Member of the Chamber of Deputies
- In office 15 May 1965 – 15 May 1969
- Constituency: 17th Departmental District
- In office 15 May 1953 – 15 May 1961
- Constituency: 17th Departmental District

Personal details
- Born: 26 October 1919 Arica, Chile
- Died: 1 January 2007 (aged 87) Chile
- Party: Socialist Popular Party; National Party; Christian Democratic Party;
- Spouse: Ana Sepúlveda Sayers
- Children: 3
- Parent(s): Eduardo Valdés Sofía Solar
- Alma mater: University of Concepción (LL.B)
- Occupation: Politician, Farmer
- Profession: Lawyer

= Manuel Valdés Solar =

Chilean lawyer, farmer and politician (1919-2007)

Manuel Valdés Solar (26 October 1919 – 2007) was a Chilean lawyer, farmer and politician.
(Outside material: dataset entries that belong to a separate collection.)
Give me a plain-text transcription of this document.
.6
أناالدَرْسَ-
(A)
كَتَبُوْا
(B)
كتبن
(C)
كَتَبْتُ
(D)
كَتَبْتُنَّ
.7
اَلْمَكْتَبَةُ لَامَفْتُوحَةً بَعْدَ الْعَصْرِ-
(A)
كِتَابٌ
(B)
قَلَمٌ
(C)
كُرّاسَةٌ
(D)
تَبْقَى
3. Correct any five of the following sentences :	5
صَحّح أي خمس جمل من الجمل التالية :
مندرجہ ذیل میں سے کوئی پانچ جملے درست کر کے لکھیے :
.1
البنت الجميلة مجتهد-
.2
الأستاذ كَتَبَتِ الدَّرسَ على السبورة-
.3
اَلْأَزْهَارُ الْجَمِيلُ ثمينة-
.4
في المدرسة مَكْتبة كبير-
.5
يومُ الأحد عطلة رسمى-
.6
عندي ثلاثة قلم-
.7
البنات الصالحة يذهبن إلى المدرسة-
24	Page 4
He served as deputy in three terms for the 17th Departmental District (Concepción, Tomé, Talcahuano, Yumbel and Coronel), Biobío Region, between 1953 and 1969.

==Biography==
He was born in Arica on 26 October 1919, the son of Eduardo Guillermo Valdés Gaymer and Sofía Solar Matamala. On 24 December 1961, he married Ana Agdalina Sepúlveda Sayers in San Pedro. They had three children: Clara, Manuel Eduardo and Ana Eloísa.

He studied at the Seminary of Concepción and later at the University of Concepción, where he earned his law degree. He worked as a lawyer and also engaged in farming.
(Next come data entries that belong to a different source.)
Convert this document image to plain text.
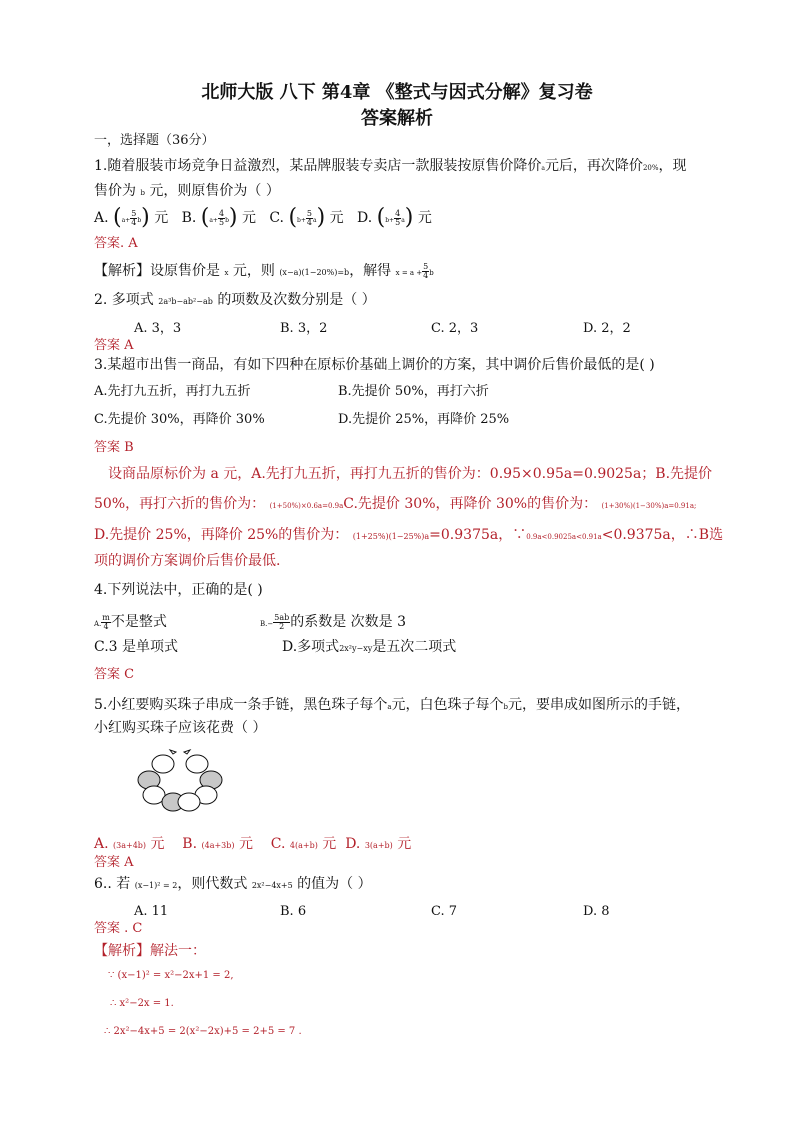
北师大版 八下 第4章 《整式与因式分解》复习卷
答案解析
一，选择题（36分）
1.随着服装市场竞争日益激烈，某品牌服装专卖店一款服装按原售价降价a元后，再次降价20%，现
售价为 b 元，则原售价为（ ）
A. $(a+ \frac{5}{4} b)$ 元 B. $(a+ \frac{4}{5} b)$ 元 C. $(b+ \frac{5}{4} a)$ 元 D. $(b+ \frac{4}{5} a)$ 元
答案. A
【解析】设原售价是 x 元，则 (x−a)(1−20%)=b，解得 $x = a + \frac{5}{4}$ b
2. 多项式 2a³b−ab²−ab 的项数及次数分别是（ ）
A. 3，3	B. 3，2	C. 2，3	D. 2，2
答案 A
3.某超市出售一商品，有如下四种在原标价基础上调价的方案，其中调价后售价最低的是( )
A.先打九五折，再打九五折	B.先提价 50%，再打六折
C.先提价 30%，再降价 30%	D.先提价 25%，再降价 25%
答案 B
设商品原标价为 a 元，A.先打九五折，再打九五折的售价为：0.95×0.95a=0.9025a；B.先提价
50%，再打六折的售价为： (1+50%)×0.6a=0.9aC.先提价 30%，再降价 30%的售价为： (1+30%)(1−30%)a=0.91a;
D.先提价 25%，再降价 25%的售价为： (1+25%)(1−25%)a=0.9375a，∵0.9a<0.9025a<0.91a<0.9375a，∴B选
项的调价方案调价后售价最低.
4.下列说法中，正确的是( )
A. $\frac{m}{4}$ 不是整式	$B.- \frac{5ab}{2}$ 的系数是 次数是 3
C.3 是单项式	D.多项式2x²y−xy是五次二项式
答案 C
5.小红要购买珠子串成一条手链，黑色珠子每个a元，白色珠子每个b元，要串成如图所示的手链，
小红购买珠子应该花费（ ）
A. (3a+4b) 元 B. (4a+3b) 元 C. 4(a+b) 元 D. 3(a+b) 元
答案 A
6.. 若 (x−1)² = 2，则代数式 2x²−4x+5 的值为（ ）
A. 11	B. 6	C. 7	D. 8
答案 . C
【解析】解法一：
∵ (x−1)² = x²−2x+1 = 2,
∴ x²−2x = 1.
∴ 2x²−4x+5 = 2(x²−2x)+5 = 2+5 = 7 .
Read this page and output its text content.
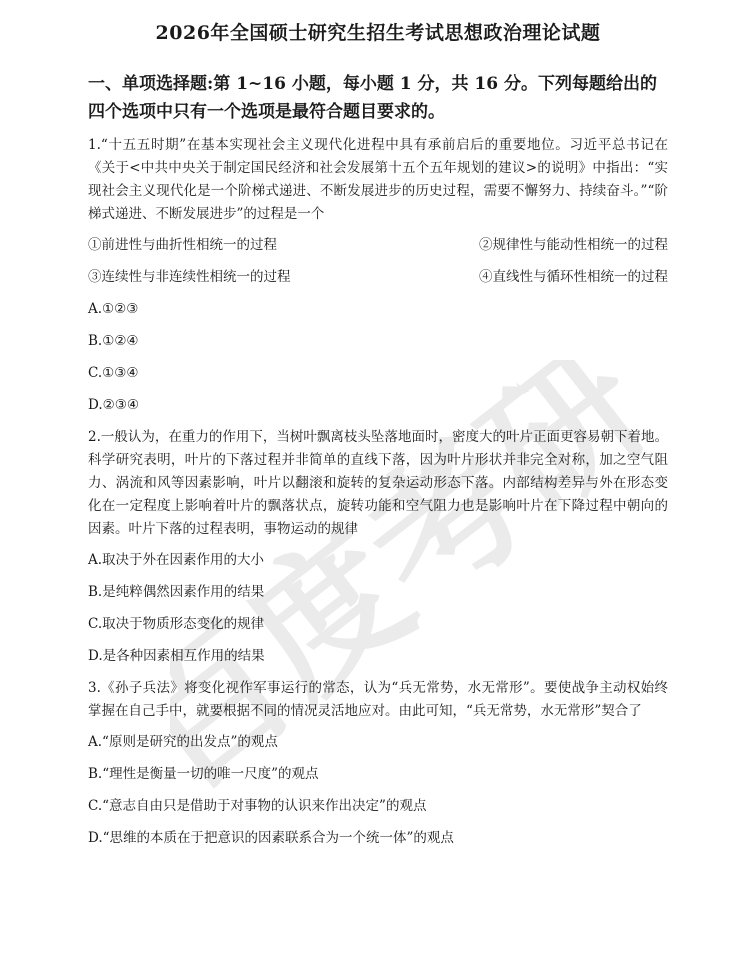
百度考研
2026年全国硕士研究生招生考试思想政治理论试题
一、单项选择题:第 1~16 小题，每小题 1 分，共 16 分。下列每题给出的四个选项中只有一个选项是最符合题目要求的。
1.“十五五时期”在基本实现社会主义现代化进程中具有承前启后的重要地位。习近平总书记在《关于<中共中央关于制定国民经济和社会发展第十五个五年规划的建议>的说明》中指出：“实现社会主义现代化是一个阶梯式递进、不断发展进步的历史过程，需要不懈努力、持续奋斗。”“阶梯式递进、不断发展进步”的过程是一个
①前进性与曲折性相统一的过程	②规律性与能动性相统一的过程
③连续性与非连续性相统一的过程	④直线性与循环性相统一的过程
A.①②③
B.①②④
C.①③④
D.②③④
2.一般认为，在重力的作用下，当树叶飘离枝头坠落地面时，密度大的叶片正面更容易朝下着地。科学研究表明，叶片的下落过程并非简单的直线下落，因为叶片形状并非完全对称，加之空气阻力、涡流和风等因素影响，叶片以翻滚和旋转的复杂运动形态下落。内部结构差异与外在形态变化在一定程度上影响着叶片的飘落状点，旋转功能和空气阻力也是影响叶片在下降过程中朝向的因素。叶片下落的过程表明，事物运动的规律
A.取决于外在因素作用的大小
B.是纯粹偶然因素作用的结果
C.取决于物质形态变化的规律
D.是各种因素相互作用的结果
3.《孙子兵法》将变化视作军事运行的常态，认为“兵无常势，水无常形”。要使战争主动权始终掌握在自己手中，就要根据不同的情况灵活地应对。由此可知，“兵无常势，水无常形”契合了
A.“原则是研究的出发点”的观点
B.“理性是衡量一切的唯一尺度”的观点
C.“意志自由只是借助于对事物的认识来作出决定”的观点
D.“思维的本质在于把意识的因素联系合为一个统一体”的观点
Throughout his political career, Valdés Solar was initially a member of the Socialist Popular Party (PSP). Later he joined the National Party, and eventually became a member of the Christian Democratic Party (PDC).

In 1953, he was elected deputy representing the PSP for the 17th Departmental District (Concepción, Tomé, Talcahuano, Yumbel and Coronel), serving the 1953–1957 term. He was re-elected in 1957 for another term (1957–1961), and again in 1965 (1965–1969), this time already as a member of the PDC.

He also served as Head of the National Peasant Department and was one of the main promoters of INDAP (Instituto de Desarrollo Agropecuario) in the Province of Concepción.